Das junge Grenzlandtheater spielt „Smack Cam“

Greta bringt „Smack Cam“ auf die Bühne : Wie Opfer und Zuschauer zu Tätern werden

Wer ist schuld, wenn eine Situation eskaliert? Und was hat sich an den Auseinandersetzungen zwischen Jugendlichen verändert, seitdem die weltweite Öffentlichkeit stets zuschaut? Ist die schuld, die zuschlägt?
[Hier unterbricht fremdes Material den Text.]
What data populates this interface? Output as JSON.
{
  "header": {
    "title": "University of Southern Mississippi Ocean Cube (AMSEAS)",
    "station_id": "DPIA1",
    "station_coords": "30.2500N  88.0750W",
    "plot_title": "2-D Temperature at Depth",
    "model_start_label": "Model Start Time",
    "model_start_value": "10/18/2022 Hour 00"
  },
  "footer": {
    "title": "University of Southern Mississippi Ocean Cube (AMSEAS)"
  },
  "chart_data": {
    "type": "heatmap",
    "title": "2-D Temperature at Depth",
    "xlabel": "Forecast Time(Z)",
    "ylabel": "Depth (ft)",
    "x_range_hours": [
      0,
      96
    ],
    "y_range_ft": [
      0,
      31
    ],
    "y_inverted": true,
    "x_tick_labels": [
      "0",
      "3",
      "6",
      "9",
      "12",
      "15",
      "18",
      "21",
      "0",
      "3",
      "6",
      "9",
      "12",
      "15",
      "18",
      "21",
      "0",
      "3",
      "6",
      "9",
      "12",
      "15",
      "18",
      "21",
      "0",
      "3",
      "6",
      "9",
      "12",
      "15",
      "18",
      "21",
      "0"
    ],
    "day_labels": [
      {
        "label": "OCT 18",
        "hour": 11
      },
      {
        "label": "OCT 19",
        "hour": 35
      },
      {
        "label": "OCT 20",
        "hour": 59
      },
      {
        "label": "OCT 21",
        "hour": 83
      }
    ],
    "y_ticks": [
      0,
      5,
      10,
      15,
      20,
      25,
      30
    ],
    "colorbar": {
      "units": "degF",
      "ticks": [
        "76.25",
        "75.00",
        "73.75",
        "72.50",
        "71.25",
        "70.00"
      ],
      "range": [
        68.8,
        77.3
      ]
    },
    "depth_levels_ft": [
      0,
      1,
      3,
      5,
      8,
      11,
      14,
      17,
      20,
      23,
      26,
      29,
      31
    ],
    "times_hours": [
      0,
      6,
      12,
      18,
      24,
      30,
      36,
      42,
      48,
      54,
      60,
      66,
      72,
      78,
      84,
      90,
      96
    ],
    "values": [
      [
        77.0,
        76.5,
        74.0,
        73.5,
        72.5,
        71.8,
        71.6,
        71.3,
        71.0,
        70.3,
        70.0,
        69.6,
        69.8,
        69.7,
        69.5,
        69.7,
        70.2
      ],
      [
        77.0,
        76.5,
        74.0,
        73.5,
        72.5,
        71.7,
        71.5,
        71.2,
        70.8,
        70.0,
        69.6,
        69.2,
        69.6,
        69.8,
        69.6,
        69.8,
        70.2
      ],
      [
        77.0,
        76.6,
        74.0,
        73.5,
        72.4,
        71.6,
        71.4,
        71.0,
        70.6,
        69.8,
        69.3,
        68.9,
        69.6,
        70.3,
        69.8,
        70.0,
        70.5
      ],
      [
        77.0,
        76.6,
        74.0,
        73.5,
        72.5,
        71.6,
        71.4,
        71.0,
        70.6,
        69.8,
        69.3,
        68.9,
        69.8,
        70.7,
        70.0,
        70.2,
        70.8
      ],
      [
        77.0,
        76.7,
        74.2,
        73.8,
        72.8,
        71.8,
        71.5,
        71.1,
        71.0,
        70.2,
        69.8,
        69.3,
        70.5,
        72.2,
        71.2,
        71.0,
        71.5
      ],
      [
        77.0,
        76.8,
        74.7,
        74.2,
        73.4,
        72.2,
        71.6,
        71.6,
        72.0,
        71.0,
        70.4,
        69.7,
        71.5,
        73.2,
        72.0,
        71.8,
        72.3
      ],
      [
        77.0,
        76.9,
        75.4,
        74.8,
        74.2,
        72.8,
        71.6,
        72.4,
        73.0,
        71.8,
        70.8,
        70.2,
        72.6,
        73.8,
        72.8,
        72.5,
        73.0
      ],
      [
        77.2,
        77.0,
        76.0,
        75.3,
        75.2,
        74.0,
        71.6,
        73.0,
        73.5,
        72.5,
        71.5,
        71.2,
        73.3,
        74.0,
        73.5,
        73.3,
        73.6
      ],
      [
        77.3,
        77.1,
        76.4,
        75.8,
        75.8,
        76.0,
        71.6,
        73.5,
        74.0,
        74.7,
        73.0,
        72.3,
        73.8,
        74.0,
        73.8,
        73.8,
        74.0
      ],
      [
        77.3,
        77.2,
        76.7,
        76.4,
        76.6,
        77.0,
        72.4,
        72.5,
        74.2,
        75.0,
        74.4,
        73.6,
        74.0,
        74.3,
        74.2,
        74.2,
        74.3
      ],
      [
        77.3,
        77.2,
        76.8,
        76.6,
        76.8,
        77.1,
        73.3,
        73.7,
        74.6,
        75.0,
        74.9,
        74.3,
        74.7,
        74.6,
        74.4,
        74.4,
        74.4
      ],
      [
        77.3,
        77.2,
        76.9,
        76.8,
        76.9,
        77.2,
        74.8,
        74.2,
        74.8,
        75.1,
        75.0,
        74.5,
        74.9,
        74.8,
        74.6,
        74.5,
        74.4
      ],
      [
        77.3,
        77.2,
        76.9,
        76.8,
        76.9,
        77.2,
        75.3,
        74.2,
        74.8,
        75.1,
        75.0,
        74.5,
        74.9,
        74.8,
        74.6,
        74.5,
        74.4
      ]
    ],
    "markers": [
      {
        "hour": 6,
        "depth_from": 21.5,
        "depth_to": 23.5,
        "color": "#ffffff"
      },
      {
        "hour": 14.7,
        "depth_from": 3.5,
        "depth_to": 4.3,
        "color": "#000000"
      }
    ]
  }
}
Die, die sich nicht wehrt? Der, der filmt und das Video online stellt? Oder die, die das Video anschauen und teilen? Man muss nicht den Terroranschlag in Christchurch bemühen, um die Aktualität dieses Themas zu erkennen. Greta, die junge Bühne des Grenzlandtheaters, holt das Phänomen „Smack Cam“ mit dem gleichnamigen Theaterstück von Raoul Biltgen auf die Bühne. Am Dienstag war Premiere im Aachener Kaiser-Karls-Gymnasium.
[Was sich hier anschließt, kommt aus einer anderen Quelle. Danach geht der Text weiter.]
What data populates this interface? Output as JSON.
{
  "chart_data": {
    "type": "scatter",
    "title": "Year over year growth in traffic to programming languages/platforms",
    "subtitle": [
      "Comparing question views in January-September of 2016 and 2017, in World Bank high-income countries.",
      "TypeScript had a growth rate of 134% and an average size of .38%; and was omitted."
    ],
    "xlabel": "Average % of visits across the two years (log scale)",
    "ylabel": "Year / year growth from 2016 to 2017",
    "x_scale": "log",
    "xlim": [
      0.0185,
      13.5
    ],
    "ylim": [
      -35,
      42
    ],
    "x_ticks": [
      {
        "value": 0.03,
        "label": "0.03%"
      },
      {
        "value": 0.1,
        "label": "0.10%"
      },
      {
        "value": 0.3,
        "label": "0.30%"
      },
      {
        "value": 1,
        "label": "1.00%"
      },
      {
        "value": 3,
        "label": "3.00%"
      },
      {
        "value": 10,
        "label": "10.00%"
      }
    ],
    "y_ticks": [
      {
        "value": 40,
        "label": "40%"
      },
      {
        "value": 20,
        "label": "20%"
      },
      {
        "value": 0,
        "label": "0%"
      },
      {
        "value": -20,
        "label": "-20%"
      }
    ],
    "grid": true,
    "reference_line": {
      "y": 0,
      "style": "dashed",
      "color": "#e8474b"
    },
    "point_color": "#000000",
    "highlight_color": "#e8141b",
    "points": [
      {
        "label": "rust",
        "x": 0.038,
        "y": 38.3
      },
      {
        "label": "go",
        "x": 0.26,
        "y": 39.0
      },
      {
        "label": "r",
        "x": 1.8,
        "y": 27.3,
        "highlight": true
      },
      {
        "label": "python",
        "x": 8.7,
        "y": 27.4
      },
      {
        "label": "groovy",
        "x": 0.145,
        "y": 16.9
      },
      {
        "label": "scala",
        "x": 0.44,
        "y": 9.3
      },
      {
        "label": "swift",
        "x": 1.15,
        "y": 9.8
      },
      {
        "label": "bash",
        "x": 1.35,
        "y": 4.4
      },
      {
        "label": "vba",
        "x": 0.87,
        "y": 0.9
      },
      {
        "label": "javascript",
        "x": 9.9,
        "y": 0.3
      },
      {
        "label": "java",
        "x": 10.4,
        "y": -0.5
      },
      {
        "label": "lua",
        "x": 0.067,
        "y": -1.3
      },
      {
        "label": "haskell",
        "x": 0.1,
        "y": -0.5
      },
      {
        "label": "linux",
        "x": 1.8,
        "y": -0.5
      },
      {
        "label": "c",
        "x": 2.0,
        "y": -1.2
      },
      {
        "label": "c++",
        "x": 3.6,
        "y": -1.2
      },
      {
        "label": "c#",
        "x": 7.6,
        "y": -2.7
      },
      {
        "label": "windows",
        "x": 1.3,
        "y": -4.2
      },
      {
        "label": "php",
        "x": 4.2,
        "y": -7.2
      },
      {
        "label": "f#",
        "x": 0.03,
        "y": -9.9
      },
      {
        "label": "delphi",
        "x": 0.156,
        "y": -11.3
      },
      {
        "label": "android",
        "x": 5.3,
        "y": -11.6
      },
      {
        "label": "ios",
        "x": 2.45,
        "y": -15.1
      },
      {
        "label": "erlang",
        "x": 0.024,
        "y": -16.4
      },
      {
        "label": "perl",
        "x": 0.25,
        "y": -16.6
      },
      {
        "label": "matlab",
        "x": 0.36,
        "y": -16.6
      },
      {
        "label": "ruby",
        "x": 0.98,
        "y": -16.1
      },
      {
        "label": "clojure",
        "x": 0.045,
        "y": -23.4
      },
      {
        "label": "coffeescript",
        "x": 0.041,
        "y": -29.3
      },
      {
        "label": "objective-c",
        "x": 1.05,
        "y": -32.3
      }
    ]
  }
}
Alles fängt eigentlich mit einem vermeintlich harmlosen Spaß an: Das Mädchen im rosa Hasenkostüm (Maelle Giovanetti) hat Smack Cam – jemandem weißen Schaum oder Creme überraschend ins Gesicht klatschen, ihn dabei filmen und das Video anschließend online stellen – für sich entdeckt. Die eine von der Schule, die noch nie ungewollt Schaum im Gesicht hatte (Anna Möbus), wird ihr nächstes Opfer.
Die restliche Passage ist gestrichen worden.